This article will focus on the machine learning (ML) pipeline of machine/deep learning infrastructure operations (MLOps).
The following content and technical points will be introduced in this article:
- The definition of the requirements for ML pipelines in the production environment
- The Serverless ML Pipeline solution GitHub based on Alibaba Cloud Serverless Workflow (FnF) and Function Compute (FC)
- The combination guidance of FC and Alibaba Cloud Container Service for Kubernetes (ACK) provided by GitHub. Introductions to task triggering, prediction and inference service deployment, and expose services are also provided.
- Analysis and comparison of this solution and similar solutions. The Serverless ML Pipeline can improve R&D efficiency, reduce O&M costs, and help ML generate value faster.
- Discussion on the selection of the ML infrastructure. FC can complement Kubernetes clusters.

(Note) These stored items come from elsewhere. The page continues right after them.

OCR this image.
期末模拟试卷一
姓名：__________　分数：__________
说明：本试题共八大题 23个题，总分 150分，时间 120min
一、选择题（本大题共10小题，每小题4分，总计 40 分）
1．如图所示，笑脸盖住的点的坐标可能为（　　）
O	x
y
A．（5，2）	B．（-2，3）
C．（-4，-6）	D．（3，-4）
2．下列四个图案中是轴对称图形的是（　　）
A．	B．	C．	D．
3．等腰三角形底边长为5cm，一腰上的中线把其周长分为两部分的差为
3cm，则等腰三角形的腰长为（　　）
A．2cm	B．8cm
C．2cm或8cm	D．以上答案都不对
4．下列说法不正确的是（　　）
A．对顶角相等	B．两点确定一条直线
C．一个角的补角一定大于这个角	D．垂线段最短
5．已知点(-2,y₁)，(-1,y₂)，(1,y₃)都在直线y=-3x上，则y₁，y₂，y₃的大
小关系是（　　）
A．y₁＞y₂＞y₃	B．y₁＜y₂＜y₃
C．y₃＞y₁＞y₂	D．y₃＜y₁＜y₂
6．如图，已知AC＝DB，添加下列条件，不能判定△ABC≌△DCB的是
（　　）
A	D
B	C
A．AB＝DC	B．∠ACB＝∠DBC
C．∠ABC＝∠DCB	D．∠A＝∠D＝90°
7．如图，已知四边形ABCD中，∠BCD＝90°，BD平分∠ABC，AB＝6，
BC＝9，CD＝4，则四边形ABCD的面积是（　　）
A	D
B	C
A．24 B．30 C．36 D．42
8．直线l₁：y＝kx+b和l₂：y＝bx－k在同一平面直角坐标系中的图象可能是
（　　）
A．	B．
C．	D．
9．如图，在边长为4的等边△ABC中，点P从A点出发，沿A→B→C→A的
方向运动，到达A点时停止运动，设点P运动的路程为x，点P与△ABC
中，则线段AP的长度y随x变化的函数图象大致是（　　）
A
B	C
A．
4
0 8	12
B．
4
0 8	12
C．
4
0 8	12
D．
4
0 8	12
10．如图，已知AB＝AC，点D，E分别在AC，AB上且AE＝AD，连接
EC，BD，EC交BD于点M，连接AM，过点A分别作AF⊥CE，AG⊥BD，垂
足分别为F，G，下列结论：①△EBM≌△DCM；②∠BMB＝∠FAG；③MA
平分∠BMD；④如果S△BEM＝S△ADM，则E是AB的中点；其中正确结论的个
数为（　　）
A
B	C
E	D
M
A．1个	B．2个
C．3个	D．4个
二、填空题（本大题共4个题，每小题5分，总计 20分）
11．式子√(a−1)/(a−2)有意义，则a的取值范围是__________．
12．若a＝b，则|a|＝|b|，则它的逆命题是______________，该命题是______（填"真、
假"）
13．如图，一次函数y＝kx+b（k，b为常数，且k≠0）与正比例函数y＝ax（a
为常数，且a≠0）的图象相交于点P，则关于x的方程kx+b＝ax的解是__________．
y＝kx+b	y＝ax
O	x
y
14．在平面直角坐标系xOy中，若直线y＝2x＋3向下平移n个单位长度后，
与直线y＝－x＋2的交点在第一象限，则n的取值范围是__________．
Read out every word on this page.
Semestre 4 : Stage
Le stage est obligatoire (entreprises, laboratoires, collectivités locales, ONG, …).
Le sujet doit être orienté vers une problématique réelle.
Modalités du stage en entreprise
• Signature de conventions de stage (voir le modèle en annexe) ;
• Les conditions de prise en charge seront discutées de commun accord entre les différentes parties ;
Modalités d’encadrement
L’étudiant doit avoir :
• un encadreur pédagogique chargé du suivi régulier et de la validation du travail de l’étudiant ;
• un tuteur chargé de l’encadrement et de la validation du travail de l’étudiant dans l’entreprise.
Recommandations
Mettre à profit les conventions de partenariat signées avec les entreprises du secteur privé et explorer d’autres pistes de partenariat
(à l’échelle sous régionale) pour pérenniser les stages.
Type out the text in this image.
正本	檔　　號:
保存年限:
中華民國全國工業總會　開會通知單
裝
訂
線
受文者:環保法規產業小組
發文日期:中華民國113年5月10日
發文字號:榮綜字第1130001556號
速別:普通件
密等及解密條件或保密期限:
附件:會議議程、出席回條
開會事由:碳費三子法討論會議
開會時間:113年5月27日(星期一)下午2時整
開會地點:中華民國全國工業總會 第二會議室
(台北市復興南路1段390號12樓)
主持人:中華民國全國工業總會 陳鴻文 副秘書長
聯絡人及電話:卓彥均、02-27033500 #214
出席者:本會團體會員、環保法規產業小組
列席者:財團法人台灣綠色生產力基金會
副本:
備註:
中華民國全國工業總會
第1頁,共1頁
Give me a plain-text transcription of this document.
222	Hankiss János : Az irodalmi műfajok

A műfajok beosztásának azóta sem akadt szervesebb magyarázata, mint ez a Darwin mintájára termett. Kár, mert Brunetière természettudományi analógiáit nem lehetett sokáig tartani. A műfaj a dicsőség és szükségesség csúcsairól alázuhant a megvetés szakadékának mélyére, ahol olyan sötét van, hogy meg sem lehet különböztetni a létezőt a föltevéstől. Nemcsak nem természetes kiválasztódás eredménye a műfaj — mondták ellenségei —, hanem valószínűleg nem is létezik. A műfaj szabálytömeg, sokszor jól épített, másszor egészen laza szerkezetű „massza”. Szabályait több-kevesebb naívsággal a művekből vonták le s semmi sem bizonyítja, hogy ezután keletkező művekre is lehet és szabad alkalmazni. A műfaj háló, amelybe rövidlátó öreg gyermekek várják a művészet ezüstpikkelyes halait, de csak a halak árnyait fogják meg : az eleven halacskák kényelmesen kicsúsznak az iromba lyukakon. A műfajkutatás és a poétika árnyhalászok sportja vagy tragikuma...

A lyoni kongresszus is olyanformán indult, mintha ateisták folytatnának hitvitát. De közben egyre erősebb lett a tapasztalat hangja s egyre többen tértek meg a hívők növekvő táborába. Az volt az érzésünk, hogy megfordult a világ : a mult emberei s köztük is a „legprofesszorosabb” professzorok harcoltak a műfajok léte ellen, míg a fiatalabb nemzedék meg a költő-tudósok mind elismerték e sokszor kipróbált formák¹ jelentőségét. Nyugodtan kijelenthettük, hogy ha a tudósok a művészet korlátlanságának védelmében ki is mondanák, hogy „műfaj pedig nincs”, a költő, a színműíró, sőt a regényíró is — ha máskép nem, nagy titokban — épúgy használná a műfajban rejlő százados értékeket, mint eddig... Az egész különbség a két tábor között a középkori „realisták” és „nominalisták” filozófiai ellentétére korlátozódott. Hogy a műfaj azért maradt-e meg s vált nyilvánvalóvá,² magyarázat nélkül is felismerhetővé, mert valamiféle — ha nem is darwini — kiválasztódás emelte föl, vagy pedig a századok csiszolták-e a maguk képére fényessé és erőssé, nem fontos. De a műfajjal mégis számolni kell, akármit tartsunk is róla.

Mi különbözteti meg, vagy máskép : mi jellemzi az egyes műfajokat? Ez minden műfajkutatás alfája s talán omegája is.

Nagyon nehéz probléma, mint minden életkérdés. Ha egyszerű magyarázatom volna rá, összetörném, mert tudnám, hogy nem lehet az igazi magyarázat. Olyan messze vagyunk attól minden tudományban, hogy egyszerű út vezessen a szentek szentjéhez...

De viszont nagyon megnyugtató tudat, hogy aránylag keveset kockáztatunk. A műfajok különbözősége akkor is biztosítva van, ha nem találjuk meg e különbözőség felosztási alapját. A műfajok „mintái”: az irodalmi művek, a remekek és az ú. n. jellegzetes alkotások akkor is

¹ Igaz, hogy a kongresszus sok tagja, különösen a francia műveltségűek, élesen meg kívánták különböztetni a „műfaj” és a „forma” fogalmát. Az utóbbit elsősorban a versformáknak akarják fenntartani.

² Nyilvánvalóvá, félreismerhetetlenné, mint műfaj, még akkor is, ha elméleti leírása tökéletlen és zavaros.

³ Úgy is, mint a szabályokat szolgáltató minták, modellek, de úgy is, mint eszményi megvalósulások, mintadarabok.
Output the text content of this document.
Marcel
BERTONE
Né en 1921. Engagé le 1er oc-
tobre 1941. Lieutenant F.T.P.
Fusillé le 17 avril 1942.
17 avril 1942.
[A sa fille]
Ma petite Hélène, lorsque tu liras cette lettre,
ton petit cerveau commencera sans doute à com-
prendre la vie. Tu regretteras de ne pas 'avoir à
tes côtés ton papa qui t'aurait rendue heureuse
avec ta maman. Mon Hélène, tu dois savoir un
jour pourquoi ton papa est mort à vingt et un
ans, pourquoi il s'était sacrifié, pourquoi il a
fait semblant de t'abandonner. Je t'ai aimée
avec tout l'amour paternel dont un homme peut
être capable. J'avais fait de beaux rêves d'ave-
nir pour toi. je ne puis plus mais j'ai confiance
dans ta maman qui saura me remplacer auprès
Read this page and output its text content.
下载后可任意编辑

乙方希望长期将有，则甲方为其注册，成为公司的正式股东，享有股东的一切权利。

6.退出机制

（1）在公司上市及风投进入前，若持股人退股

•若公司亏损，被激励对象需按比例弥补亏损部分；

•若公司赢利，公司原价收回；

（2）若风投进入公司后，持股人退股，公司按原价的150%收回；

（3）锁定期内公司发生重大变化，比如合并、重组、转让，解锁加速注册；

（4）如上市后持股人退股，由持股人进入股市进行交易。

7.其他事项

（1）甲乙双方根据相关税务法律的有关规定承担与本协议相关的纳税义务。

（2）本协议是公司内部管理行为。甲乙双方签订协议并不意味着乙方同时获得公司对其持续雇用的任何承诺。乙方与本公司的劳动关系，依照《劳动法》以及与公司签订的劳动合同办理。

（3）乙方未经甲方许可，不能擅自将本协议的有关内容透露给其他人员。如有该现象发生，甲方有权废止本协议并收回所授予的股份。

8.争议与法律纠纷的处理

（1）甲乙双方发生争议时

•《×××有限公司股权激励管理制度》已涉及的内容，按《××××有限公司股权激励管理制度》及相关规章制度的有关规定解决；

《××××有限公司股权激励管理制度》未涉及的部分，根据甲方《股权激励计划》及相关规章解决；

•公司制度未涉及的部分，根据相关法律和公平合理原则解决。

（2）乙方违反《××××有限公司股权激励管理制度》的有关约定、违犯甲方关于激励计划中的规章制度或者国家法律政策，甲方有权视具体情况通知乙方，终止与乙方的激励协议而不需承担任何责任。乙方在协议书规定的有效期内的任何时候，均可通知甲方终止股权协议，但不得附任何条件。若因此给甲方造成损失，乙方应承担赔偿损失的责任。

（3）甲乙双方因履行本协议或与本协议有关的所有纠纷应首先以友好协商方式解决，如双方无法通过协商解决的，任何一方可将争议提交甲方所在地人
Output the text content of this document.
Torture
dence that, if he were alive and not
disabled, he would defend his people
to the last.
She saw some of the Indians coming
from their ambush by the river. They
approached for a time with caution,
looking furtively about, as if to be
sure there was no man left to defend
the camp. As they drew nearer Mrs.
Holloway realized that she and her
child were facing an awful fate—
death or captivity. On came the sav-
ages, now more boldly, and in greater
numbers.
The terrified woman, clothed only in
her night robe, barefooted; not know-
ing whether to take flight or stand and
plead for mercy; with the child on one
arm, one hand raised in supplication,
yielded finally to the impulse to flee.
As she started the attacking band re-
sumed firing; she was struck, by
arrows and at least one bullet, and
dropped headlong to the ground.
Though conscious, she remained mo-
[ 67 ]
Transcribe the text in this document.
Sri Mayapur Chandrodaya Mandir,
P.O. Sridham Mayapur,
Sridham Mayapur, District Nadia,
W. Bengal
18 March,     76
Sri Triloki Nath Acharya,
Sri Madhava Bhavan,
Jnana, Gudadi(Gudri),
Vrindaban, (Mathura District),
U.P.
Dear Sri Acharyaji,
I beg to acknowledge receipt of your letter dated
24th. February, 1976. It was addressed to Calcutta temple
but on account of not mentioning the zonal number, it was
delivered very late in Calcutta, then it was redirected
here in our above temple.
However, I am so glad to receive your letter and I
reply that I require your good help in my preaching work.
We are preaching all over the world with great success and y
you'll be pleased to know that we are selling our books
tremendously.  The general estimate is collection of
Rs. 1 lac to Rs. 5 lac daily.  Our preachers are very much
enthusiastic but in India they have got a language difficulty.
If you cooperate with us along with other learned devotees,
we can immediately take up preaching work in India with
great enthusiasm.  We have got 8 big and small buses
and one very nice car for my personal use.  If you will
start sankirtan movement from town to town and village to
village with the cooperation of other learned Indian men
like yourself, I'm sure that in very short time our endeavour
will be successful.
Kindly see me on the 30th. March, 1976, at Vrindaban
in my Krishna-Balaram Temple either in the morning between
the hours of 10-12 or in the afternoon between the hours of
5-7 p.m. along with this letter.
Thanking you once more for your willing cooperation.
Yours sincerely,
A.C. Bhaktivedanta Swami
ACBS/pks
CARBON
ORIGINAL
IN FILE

As the commercial values of machine/deep learning have risen, the software technologies for ML have also changed each day. Concepts, such as training, model, algorithm, predictions, inference, together with software frameworks, such as Spark MLlib and Tensorflow, are frequently referenced. The Jupyter notebook can be used on a local machine to call Tensorflow to train tens of thousands of images. After continuous parameter adjustments, the output model inference/prediction results are accurate. There is a figure in the paper published in the NIPS entitled, Hidden Technical Debt in Machine Learning Systems, which shows one thing very accurately. In the process of generating commercial value, the workloads of MLOps are much larger than the core development of machine learning for the development of peripheral settings for machine learning. MLOps in the production environment vary depending on the business scenario. Additionally, it involves many modules, which cannot be explained in one article. This article will focus on one of the modules, the machine learning pipeline. This article will introduce how to use Alibaba Cloud Serverless services to improve the efficiency of R&D and O&M and automatically convert algorithms to trained models. By doing so, it is expected to finally generate business value after testing and approval through prediction/inference in the production environment.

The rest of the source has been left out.